The art of seed storage research

Dr Christina Walters, Supervisory Plant Physiologist at the National Laboratory for Genetic Resource Preservation (NLGRP), Fort Collins, Colorado, kindly agreed to share her reaction to the recent paper Seeds and the Art of Genome Maintenance. If you leave a question or comment here, I’ll make sure to pass it on, and I’m sure Christina will respond.

I thought I would take a few moments to interpret this paper in the context of what we in Fort Collins do for the National Plant Genetic System effort (at least in terms of orthodox seeds, as is the topic of the Waterworth et al. review). Many of you are collaborating with us on studies of seed germination or longevity, and it would be interesting to know work happening independent of Fort Collins and how you interpret this paper relative to your own work.

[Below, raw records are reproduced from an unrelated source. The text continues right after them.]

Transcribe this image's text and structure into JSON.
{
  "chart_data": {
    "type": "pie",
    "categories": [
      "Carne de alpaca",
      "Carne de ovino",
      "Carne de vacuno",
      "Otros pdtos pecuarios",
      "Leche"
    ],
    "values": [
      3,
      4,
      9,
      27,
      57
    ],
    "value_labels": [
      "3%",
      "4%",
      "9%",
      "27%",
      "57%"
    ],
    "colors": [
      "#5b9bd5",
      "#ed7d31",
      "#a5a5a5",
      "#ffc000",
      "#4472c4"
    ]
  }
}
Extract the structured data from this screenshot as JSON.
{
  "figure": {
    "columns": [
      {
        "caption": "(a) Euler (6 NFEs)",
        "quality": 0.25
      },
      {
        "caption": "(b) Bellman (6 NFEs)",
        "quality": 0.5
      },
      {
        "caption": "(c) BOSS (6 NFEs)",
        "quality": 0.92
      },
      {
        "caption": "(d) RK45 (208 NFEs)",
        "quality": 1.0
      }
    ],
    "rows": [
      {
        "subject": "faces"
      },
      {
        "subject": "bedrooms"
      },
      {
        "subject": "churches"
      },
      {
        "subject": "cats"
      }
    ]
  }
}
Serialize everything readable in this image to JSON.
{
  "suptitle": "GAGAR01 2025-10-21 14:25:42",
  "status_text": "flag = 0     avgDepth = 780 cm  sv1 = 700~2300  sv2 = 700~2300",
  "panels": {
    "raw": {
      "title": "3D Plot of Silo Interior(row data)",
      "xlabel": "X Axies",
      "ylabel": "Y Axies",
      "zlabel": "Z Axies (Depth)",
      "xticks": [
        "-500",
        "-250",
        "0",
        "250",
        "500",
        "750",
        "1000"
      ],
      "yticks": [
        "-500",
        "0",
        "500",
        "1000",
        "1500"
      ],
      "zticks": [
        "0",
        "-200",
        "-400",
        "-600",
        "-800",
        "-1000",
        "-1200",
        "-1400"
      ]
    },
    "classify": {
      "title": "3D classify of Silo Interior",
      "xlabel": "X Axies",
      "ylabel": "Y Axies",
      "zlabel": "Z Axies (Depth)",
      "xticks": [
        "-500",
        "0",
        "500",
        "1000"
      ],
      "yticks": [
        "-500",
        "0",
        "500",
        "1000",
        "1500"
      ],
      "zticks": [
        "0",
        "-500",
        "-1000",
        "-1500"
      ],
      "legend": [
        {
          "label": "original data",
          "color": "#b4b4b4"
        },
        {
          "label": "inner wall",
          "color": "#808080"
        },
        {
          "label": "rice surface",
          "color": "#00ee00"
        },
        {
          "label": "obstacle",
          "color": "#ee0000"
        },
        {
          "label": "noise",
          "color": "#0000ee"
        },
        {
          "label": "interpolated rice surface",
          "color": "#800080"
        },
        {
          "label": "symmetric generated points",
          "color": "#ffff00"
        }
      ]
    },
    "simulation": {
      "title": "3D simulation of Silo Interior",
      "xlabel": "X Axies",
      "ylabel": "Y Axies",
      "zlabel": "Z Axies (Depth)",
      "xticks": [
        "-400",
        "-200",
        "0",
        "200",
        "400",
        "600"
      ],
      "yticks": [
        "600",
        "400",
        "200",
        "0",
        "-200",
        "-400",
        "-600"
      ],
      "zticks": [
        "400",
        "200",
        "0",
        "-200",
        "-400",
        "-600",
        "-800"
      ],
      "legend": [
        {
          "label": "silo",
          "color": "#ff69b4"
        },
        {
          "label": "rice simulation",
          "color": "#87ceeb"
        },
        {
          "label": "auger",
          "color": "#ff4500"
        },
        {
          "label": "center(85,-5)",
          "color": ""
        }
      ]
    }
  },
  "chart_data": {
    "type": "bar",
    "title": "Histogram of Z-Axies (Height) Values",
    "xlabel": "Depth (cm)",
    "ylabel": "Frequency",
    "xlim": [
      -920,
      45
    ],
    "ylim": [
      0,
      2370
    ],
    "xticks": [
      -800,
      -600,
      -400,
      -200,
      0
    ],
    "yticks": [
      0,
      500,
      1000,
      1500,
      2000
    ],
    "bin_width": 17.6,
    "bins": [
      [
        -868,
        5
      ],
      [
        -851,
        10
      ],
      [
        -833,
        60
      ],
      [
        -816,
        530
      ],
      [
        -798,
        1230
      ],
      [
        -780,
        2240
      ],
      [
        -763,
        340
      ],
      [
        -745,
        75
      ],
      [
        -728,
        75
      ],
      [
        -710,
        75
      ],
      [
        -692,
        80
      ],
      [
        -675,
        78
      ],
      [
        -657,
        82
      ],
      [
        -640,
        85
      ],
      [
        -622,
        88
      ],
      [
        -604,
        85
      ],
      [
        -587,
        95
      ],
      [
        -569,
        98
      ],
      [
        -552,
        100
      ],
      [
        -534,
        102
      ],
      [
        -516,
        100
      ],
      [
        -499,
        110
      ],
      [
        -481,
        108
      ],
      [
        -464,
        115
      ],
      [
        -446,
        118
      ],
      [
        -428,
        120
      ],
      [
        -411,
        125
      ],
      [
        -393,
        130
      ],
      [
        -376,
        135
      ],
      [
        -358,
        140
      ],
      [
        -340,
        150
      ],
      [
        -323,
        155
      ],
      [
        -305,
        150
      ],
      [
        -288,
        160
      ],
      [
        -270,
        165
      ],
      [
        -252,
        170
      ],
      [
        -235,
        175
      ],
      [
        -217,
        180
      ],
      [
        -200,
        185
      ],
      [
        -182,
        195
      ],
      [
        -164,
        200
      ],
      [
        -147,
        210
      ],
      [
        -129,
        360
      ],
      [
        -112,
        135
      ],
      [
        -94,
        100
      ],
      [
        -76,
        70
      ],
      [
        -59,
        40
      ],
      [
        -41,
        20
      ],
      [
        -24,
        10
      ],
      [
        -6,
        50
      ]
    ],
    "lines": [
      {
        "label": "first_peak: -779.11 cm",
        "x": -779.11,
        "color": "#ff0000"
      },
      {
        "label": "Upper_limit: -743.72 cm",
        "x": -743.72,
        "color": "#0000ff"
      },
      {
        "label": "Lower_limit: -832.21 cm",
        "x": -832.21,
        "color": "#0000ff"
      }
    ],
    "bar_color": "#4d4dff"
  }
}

Frontiers caters to a general plant biology audience, and so the Waterworth et al. review might not emphasize the critical distinction between seed germination and longevity that is needed for seed bank practitioners. Germination reflects a transition from dry seed to hydrated seedling. This is what our seed analysts measure upon receipt of seeds and during seed storage. Longevity, on the other hand, is a time or a rate parameter; how long can a seed be stored and still maintain its ability to germinate? Crudely speaking, seed germination tells us if the accession is dead yet. But, the more useful information — for NLGRP and maybe for you — is when the accession will die so we can warn you that the accession needs to be regenerated soon. Like climate change, seed longevity is either a prediction or something that can be described after-the-fact. Curve-fitting routines that describe decay after it has occurred might contribute to making predictive models if we can understand how variables contribute to the shape. What we really need are models that reliably predict longevity or describe how much error we can expect beyond the limits of inference of the model. To that end, many of us are seeking to answer (1) why do preserved seeds lose viability? and (2) what causes the high variation in seed longevity among species, individuals and even tissues within seeds? Some focus these questions further into what lesion(s) lead to mortality and whether these are general or specific. Waterworth and colleagues are known for their research on oxidative damage to the genome and subsequent repair, and so we’d expect them to show a little bias about the primary role of DNA damage and repair in lost viability. However, these authors do not make any direct cause-effect conclusions that specifically link accumulated DNA damage and failure to germinate, nor do they attempt to relate longevity differences (a comparison of time or rate) to this metabolic function.

The paper importantly acknowledges that repair only occurs in hydrated cells — after imbibition. This counters a 10-15 year body of work that assumed repair occurs in dry (i.e., preserved) cytoplasm, which had implications beyond the seed longevity context. The acknowledgement points to the discreet metabolism of dry biological systems. Once again, we see that a basic criterion for ‘aliveness’ (i.e., the ability to repair damaged molecules) is not demonstrated in dried seeds, even though they are alive — making seeds a fascinating experimental system to study grey area of alive but not apparently living. The study of recovery and repair after preservation is important to future work on embryo rescue, recalcitrant-seed “therapies” as well as improved viability assessments.

To accomplish NLGRP mission, we focus our work on the speed of damaging reactions within preserved cytoplasm, which is a bit removed from the Waterworth et al. review. We feel that understanding the speed at which damage accumulates can lead us to (a) better storage methods that limit damage (hence reduced need for metabolic repair) and (b) better models to predict when damage accumulates beyond repair (which we presume is a cause of mortality). We might find our work intersecting with Waterworth’s in terms of the contribution of DNA damage to cell mortality. One of the hardest aspects of our research is the inability to correlate damage or repair with mortality and viability. That is because we are studying change before seeds die (we call it the asymptomatic period of seed ageing) and we are studying it in a system that doesn’t show typical signs of life until you wet it up (I like to call it discreet discrete).